If there is no abnormality, the ball is moved to the ball mounting position 20. At the ball mounting position 20, the CCD cameras 23, 2
At 3 ', the alignment mark on the lower surface of the mount head 25 is recognized, and positioning is performed in the same manner as the flux transfer position. After the positioning, the mount head 25 descends, mounts the solder balls on the wafer at the ball mounting position 20, and then moves up.

After the mounting of the solder balls is completed, the wafer stage 30 returns to the wafer positioning position 8. The CCD camera 31 previously moved to the ball mounting inspection position inspects the mounting state of the solder balls on the wafer.

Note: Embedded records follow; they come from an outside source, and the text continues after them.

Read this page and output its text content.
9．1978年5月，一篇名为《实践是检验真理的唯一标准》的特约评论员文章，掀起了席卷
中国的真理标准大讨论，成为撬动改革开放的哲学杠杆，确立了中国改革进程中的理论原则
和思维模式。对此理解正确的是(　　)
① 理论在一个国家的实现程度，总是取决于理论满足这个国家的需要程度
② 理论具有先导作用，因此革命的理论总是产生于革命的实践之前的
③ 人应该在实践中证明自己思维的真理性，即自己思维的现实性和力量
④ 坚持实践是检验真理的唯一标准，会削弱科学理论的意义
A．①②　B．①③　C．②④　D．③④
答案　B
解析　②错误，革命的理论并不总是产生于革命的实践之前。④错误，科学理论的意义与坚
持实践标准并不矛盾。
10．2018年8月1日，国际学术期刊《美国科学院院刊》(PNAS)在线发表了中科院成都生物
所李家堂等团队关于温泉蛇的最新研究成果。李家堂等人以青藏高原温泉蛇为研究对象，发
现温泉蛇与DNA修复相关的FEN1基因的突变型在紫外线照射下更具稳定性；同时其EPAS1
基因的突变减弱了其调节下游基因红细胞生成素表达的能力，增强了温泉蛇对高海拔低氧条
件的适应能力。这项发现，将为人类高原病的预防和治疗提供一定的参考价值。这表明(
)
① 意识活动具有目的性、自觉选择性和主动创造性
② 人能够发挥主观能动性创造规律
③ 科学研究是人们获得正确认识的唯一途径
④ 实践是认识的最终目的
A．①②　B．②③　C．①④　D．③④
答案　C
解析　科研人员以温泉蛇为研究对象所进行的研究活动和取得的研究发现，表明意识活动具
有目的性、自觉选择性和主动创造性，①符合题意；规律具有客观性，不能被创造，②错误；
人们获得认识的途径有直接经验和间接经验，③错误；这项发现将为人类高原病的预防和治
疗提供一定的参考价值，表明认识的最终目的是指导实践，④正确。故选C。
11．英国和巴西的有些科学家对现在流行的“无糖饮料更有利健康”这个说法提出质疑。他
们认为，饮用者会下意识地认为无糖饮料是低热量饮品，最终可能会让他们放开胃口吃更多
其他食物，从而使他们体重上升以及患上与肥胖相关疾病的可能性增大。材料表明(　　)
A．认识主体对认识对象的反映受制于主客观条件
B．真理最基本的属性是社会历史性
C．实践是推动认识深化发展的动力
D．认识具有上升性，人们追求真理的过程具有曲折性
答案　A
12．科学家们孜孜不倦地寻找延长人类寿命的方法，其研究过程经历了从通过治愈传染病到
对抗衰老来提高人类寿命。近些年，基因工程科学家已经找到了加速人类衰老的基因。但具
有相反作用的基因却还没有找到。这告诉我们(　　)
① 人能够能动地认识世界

At this time, the CCD camera 31 is stopped, and the movement of the wafer stage 30 causes the CCD camera 31 to move.
Scans the entire surface. As a result of the inspection, if the mount is good, the robot 9 inserts it into the unloading wafer cassette 6 if the mount is not good, and into the defective wafer cassette 7 if the mount is bad.

[0039]

The present invention provides a cleaning unit in which a transfer head for supplying a flux to a large number of transfer projections and transferring a flux to a workpiece is detachably disposed on a holding surface parallel to the lower surface of the transfer head. In addition, since the contact is performed after the alignment, the transfer head can be brought into contact with the cleaning unit and the excess flux can be removed by the flux absorbing material without stopping the solder ball mounting device. It became something.

Accordingly, since cleaning can be performed periodically, no flux remains on the transfer projections of the transfer head, and stable transfer of the flux from the transfer head to the work can be performed, and the transfer quality does not deteriorate. . Furthermore, since it is not necessary to stop the operating solder ball device and manually wipe off the excess flux remaining in the transfer head by hand, there is no loss and no problem that the management becomes ambiguous.

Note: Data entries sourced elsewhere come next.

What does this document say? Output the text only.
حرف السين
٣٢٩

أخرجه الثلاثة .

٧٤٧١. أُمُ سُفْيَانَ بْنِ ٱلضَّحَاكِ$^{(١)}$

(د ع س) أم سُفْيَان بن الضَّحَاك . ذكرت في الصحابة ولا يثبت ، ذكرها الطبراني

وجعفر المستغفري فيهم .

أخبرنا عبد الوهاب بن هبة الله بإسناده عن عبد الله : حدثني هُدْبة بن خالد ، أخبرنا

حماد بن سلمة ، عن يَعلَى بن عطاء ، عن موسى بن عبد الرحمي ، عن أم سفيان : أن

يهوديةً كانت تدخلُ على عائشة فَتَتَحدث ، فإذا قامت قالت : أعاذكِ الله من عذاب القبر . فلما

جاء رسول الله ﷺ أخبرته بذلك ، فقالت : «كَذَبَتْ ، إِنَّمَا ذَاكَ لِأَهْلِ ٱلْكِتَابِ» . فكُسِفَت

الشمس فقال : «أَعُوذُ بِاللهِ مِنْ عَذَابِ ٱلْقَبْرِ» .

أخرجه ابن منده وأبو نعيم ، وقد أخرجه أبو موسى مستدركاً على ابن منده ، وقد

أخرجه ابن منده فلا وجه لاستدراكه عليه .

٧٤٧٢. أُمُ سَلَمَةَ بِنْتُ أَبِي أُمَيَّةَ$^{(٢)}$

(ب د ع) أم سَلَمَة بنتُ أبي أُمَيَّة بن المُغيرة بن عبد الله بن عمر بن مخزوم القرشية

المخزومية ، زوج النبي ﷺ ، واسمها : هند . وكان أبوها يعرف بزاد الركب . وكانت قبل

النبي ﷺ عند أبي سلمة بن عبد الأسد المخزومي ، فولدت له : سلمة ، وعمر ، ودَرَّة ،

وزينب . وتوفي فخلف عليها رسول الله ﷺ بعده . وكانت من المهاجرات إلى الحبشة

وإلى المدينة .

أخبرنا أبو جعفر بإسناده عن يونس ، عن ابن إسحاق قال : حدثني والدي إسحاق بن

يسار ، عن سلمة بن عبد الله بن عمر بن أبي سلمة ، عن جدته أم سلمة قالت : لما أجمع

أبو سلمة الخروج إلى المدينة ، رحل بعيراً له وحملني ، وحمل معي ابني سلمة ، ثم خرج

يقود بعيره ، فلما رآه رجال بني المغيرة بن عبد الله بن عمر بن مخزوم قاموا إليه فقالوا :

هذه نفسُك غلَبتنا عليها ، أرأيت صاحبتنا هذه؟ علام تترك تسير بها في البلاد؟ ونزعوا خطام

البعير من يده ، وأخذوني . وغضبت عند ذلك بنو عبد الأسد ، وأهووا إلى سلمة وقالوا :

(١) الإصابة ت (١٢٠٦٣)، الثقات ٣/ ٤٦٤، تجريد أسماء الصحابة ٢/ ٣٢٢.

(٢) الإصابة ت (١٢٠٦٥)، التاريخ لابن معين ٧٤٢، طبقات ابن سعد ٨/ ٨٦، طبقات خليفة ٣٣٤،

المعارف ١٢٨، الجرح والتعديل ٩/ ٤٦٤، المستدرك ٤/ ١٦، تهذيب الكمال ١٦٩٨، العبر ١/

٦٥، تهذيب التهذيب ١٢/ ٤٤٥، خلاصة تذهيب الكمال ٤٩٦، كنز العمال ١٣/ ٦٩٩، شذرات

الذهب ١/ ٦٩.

[Brief description of the drawings]

FIG. 1 is a plan view of a solder ball mounting device.

FIG. 2 is an explanatory view showing a CCD camera for inspection at a wafer positioning position.

FIG. 3 is a side view of a flux transfer unit.

FIG. 4 is a side view of a ball mount unit.

[Explanation of symbols]

 1. . . . . . . . 1. Wafer supply unit . . . . . . . Flux transfer unit 3. . . . . . . . Ball mount part 4. . . . . . . . Work drive mechanism 5, 6, 7. . . . 7. Wafer cassette . . . . . . . 8. Wafer positioning position . . . . . . . Robot 10. . . . . . . Flux supply device 11. . . . . . . 11. Flux transfer position . . . . . . Cleaning unit 13. . . . . . . Transfer head 14. . . . . . . Flux leveling part 15. . . . . . . Squeegee 16. . . . . . . Flux supply unit 18. . . . . . . Non-woven fabric 19. . . . . . . Ball supply device 20. . . . . . . Ball mount position 21. . . . . . . Excess ball removing device 22, 22 ', 23, 23', 31. . . CCD camera 24. . . . . . . Ball discharge device 25. . . . . . . Mount head 27. . . . . . . Ball tray 28. . . . . . . Supply port 29. . . . . . . Sensor 30. . . . . . . Wafer stage 32. . . . . . . Illuminators 33, 34, 34 ', 35, 35'. . . motor

Claims (2)

[Claims] 1. A transfer head for supplying flux to a large number of transfer projections formed on a lower surface to transfer a flux to a workpiece, and a cleaning device in which a flux absorbing material is detachably disposed on a holding surface parallel to the lower surface of the transfer head. And a drive unit for aligning and contacting the cleaning unit and the lower surface of the transfer head, and a control unit for instructing a cleaning operation. 2. A method for transferring flux to a workpiece by supplying flux to a large number of transfer projections formed on a lower surface of a transfer head, wherein a flux absorbing material is detachably disposed on a holding surface parallel to the lower surface of the transfer head. A transfer unit, wherein the lower surface of the transfer unit and the cleaning unit are aligned by the drive unit in accordance with a cleaning operation command from the control unit, and then the transfer head is brought into contact with the cleaning unit. How to clean the head.